Distribution of RAD51 focus numbers per meiocyte in B73, CML228, and the B73 × CML228 hybrid at midzygotene. Each circle represents a single nucleus. The color gradation from lighter to darker represents a higher number of cells with the same focus number. Bars = ±SD.

Fig. S3.

H3K4me3 localization is not a good predictor of meiotic recombination sites in maize. (A) Dynamics of H3K4me3 during meiosis in maize. H3K4me3 foci first appear during leptotene and persist throughout meiosis I. Green, H3K4me3 immunolocalization; red, DAPI-stained chromatin. (Scale bar: 5 μm.) (B) Colocalization of H3K4me3 and RAD51 at zygotene in the B73 inbred. Green, RAD51 immunolocalization; red, H3K4me3 immunolocalization; blue, DAPI-stained chromatin. (Scale bar: 5 μm.)

Fig. 4.

Maize inbreds exhibiting significant differences in CO number also differ in the strength of CO interference. (A) Bivalents in B97, Mo18w, and CML228 exhibiting differences in chiasma locations. (Scale bar: 5 μm.) (B) Correlation between the strength of CO interference and the mean chiasma number in maize inbreds. Bars = ±SD.

Fig. 5.

Model explaining how CO homeostasis functions in lines with low and high DSB number.
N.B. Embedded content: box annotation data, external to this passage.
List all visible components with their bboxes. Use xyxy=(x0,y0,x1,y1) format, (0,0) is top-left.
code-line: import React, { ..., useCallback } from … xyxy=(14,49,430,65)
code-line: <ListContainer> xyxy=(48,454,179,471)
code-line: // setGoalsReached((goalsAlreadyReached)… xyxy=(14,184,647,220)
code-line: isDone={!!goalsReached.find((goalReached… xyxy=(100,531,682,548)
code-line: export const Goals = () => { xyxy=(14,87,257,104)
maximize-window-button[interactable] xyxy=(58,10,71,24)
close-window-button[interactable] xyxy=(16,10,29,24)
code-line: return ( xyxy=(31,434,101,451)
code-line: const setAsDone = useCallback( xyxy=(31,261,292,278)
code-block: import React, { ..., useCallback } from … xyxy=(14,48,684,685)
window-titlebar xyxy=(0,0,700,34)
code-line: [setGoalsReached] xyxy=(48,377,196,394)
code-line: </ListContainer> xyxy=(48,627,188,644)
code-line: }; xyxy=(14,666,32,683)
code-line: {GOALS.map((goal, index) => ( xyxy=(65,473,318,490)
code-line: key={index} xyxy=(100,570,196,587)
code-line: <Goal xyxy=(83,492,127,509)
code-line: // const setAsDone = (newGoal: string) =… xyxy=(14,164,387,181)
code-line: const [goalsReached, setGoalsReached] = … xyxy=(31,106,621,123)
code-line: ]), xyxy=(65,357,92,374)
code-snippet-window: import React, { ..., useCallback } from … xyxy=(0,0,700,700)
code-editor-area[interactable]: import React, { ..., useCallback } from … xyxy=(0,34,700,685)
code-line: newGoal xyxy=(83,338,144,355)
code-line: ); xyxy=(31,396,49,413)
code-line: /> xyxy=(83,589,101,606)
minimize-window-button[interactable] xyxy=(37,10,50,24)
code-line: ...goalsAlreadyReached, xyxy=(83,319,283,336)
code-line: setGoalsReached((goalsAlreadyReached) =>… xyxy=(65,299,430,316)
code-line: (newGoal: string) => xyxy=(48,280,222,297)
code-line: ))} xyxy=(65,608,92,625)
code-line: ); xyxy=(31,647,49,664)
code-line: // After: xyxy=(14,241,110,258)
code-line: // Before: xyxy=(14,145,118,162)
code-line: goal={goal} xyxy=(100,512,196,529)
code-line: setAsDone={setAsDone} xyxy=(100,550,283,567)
In inbreds with low DSB numbers (Left), DSB distribution in some cells may not be sufficient to ensure proper chromosome pairing, which, in maize, is tightly linked to recombination (19). In these meiocytes, more DSBs are then generated until complete pairing is achieved, resulting in high cell-to-cell variability. In inbreds with high DSB numbers (Right), the distribution of the initially formed DSBs is already sufficient for proper pairing.